The truth is, banks don’t lend Canadians pre-existing money (which they must pay interest on). The funds that land in your bank account to buy your house or car are created on the spot as new money, simply through a bank accounting entry (in reality, a few  strokes on the keyboard).

Interest rates are not set in the bond market; banks set mortgage rates at whatever the market will bear. In other words, the banking truth is much more complicated than the business editor is presenting – and yes, it’s misleading and what some would call fake news.

Are there other instances of establishment fake news? Regrettably, yes.

The public is repeatedly told in the business press that professional wealth managers serve the interests of investors, pensioners and other parties hoping to optimize their savings through personalized investment strategies.

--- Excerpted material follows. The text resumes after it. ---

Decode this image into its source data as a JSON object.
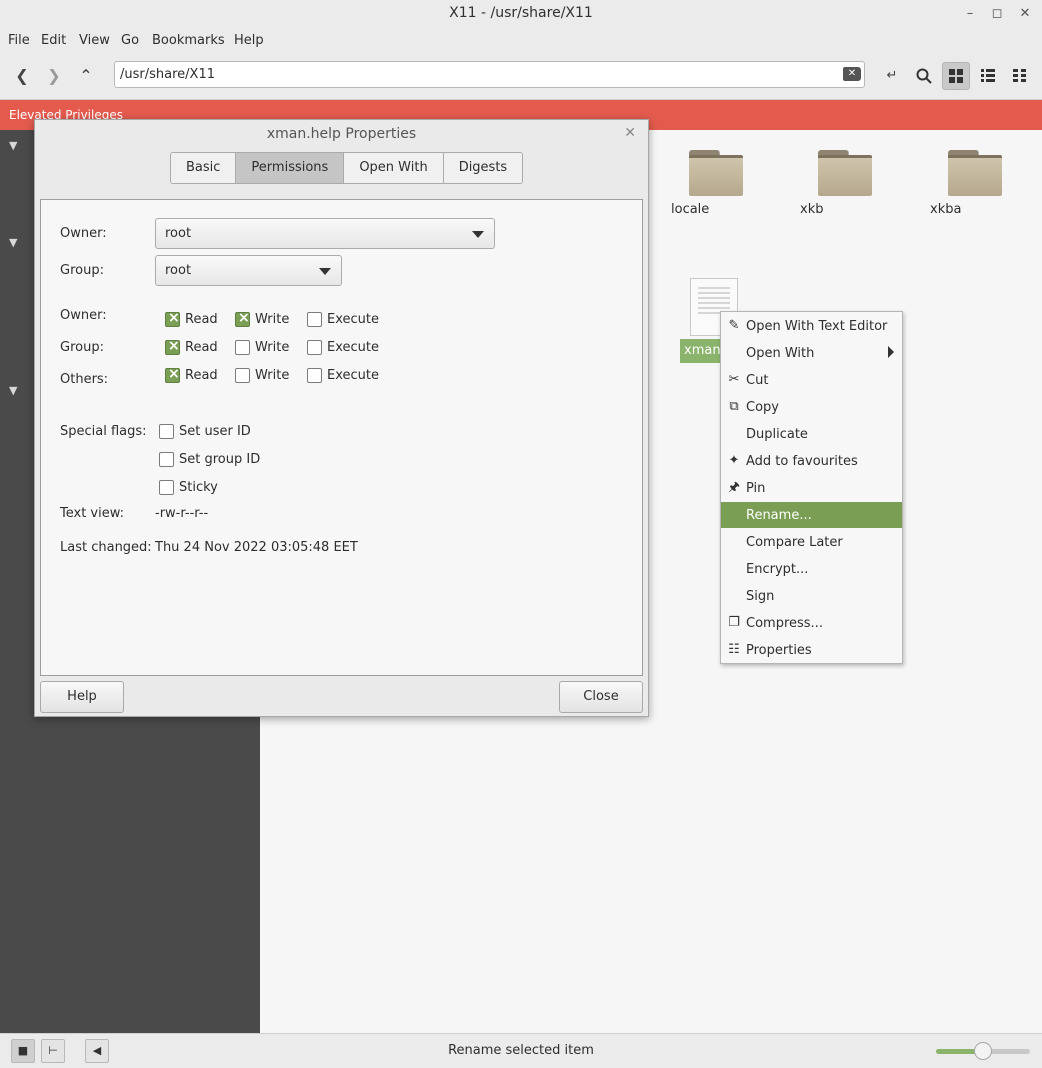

The reality is quite different. According to Paul Smith, chief executive of the U.S.-based CFA Institute, the financial services industry is simply “driving fees” and he appealed to the industry leader to “make the system work – for everyone, not just for ourselves.”

Where is the fake investment news in mainstream media bias? It’s everywhere.

The establishment has an overwhelming need to keep the financial status quo in place; that means maintaining an ever-rising stock market and a continuous channeling of the nation’s saving into the market through the financial services industry.

Regrettably, placing money in the stock market is not real investing. Almost none of the $70 trillion dollars that circulates in global stock markets is employed to build new products, hire staff or grow businesses – it’s parked on the sidelines, servicing no useful purpose except to grow (pyramid-like) as more and more investors plow their savings into the market month after month.

Fake news spreads rapidly through our society today because we’ve become normalized to it through the conventional mainstream media. So it appears Evan Annett is right: we’d better wake up to the dangers of fake news – all of it – before it’s too late.

Robert McGarvey is an economic historian and former managing director of Merlin Consulting, a London, U.K.-based consulting firm. Robert’s most recent book is Futuromics: A Guide to Thriving in Capitalism’s Third Wave.